Saturday, October 13, 2012

The Man with No Belt


This book is about my time spent in the Parkplace crisis unit in Kissimmee, Florida, where I was involuntarily confined under Florida's Baker Act.

The degree of trauma from this experience surprised me.  I have had quite a few traumatic experiences in my life—the deaths of my parents (one due to medical incompetence), various abusive relationships including with cutters, a handgun being pointed at me when I was in 3rd grade, suicides of friends, sexual battery, and many other things too painful to recount—yet this affected me far more than I expected.

It was surprising because, in a way, it was not that bad.  The food was decent.  The beds were not good, hard rubberized pallets 18 inches from the floor,, but I have paid money to stay at worse places, and at least there were no bedbugs.  None of the staff ever treated me abusively in any overt way, and I still believe that they all meant well.  There were none of the blatant abuses that one knows from One Flew Over the Cuckoo's Nest by Ken Kesey.

I am extremely strong, yet felt a pull into darkness from that place in a mere six days.  I have suffered far more in my life than I did there; why did it affect me so much?  If I can be so affected, what about the myriad others who have been in and out, under circumstances worse than mine?  I have worked hard to come to grips with this, and the result is this book.

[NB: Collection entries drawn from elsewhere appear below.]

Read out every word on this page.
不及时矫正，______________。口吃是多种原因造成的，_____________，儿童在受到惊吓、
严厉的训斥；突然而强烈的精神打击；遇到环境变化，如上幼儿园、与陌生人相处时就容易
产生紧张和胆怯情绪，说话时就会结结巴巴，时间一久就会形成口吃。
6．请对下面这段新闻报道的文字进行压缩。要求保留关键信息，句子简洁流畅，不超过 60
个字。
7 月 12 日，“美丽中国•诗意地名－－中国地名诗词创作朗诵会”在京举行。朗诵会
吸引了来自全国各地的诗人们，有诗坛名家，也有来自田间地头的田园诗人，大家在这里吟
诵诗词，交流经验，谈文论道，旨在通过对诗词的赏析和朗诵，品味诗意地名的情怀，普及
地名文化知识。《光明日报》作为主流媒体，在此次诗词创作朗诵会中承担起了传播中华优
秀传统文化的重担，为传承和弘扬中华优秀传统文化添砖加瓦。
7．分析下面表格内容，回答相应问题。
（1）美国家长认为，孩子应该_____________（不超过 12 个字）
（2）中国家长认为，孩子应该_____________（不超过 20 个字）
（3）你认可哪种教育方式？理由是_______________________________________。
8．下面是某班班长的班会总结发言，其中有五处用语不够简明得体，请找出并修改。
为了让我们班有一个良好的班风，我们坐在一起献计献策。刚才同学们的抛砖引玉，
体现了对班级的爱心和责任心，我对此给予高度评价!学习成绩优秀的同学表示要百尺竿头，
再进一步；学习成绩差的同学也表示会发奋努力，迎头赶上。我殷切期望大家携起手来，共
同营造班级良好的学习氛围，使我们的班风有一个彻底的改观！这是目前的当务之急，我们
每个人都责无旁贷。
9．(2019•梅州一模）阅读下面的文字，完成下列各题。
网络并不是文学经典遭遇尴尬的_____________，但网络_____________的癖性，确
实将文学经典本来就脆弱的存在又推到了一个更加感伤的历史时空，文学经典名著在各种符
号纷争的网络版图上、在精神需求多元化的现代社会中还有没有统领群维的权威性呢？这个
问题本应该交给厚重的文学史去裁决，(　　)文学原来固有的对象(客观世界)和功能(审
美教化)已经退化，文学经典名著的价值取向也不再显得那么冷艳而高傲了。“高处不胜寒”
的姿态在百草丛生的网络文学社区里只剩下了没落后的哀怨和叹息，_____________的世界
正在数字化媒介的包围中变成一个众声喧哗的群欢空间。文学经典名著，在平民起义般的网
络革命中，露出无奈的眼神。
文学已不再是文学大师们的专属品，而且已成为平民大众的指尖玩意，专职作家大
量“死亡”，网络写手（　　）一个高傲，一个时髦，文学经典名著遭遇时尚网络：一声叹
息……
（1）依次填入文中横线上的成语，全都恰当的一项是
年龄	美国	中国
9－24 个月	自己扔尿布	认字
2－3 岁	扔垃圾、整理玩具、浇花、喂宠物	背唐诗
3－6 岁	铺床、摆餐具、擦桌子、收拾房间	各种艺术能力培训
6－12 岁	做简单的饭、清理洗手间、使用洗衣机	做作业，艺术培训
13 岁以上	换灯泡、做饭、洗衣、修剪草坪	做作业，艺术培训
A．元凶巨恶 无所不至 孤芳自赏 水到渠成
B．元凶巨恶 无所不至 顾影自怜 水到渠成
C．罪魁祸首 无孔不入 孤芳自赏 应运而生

I think I can summarize the effects in one word: insidious.  The system works to enfeeble people by enlisting them in the process.

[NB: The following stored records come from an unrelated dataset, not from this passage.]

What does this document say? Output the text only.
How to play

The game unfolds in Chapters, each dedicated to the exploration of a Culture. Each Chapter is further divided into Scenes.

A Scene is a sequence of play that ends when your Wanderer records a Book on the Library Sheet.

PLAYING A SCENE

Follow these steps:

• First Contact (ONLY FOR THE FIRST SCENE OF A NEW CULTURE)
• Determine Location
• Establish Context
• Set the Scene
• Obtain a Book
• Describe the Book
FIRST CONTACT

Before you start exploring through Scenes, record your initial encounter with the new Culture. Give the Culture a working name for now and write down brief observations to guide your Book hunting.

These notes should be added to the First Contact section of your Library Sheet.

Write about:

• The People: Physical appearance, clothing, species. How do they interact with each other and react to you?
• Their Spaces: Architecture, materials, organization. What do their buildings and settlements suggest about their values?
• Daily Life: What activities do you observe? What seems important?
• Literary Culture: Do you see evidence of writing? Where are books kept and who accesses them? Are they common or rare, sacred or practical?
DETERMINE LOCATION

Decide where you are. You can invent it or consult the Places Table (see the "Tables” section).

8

I do not think it was designed this way.   I think that everyone involved meant well, though there was a great deal of incompetence.  More importantly, I don't think that any one person is smart enough to understand, let alone of being able to design, the entire system.  The effects of the system are emergent properties, like the V formation of Canada Geese or the mass trampling on pilgrimages that emerge from the behavior of individuals, acting upon simple local rules.  Yet the results are bad and, to a large extent, the system creates the problems it ostensibly is to solve.

This book is about my coming to grips with and analyzing the reasons for this trauma

It is also about a belt.

I have a nice belt, black metal with a simple, robust, silver buckle.  I think I found it in the trash of a rich kid in a University town.  It has lasted me 30 years.  I do not think I could afford such a belt, if I knew where to buy one.

It has eight holes, plus one I punched.  I have used all of them.  It chronicles my struggles with my weight, formerly too much but now too little.  It's a kind of microcosm of my life.  It works well with jeans and a suit and even coattails and white tie.

They take away your belt.  Also earrings, necklaces, and everything else, leaving you only clothes that you can wear for a few days until you can persuade people on the Outside to bring you more.  They also take away your cell phone, wallet, identification, laptop.  

I suppose that taking away all of these things can be justified on an ad hoc basis.  Cell phones might be stolen.  Belts might be used for violence.  I still can't figure out how they justified taking away an old woman's dentures and expected her to eat without.  Whatever the justifications, the net effect is to strip away one's identity, all of the symbols that make one a person.

I believe that there is some awareness of the symbolic role of clothing, albeit perhaps unconscious, because the staff wear extra clothing.  I saw staff wearing scarves and other accoutrements unusual in Florida.  I do not know that this is deliberate, but there is a message, perhaps unconscious: I am unlike you.

The House of God by Samuel Shem describes medical culture in a way that most medical professionals recognize but few are willing to admit.  All physicians and nurses should read it.  There are 13 laws of the House of God.  Number 4 reads "The patient is the one with the disease.”

Inside, you know who has the disease.  The ones with no belts have the disease.  The ones with belts are sane.

Everything Inside is about this.  Every human behavior is pathologized.  It is almost impossible to look at someone and not see a disease.  I have seen far worse behaviors in High School, but Inside, it is all about pathology.

I have come to realize how hard this is to describe to anybody who has not been in that environment.  Definition is everything, and people who have not experienced this want to believe in the definitions.  That is the point.  These definitions are more important than the actual conditions people have, and certainly than the people themselves.

On being admitted, I became the Man with No Belt, and everything changed.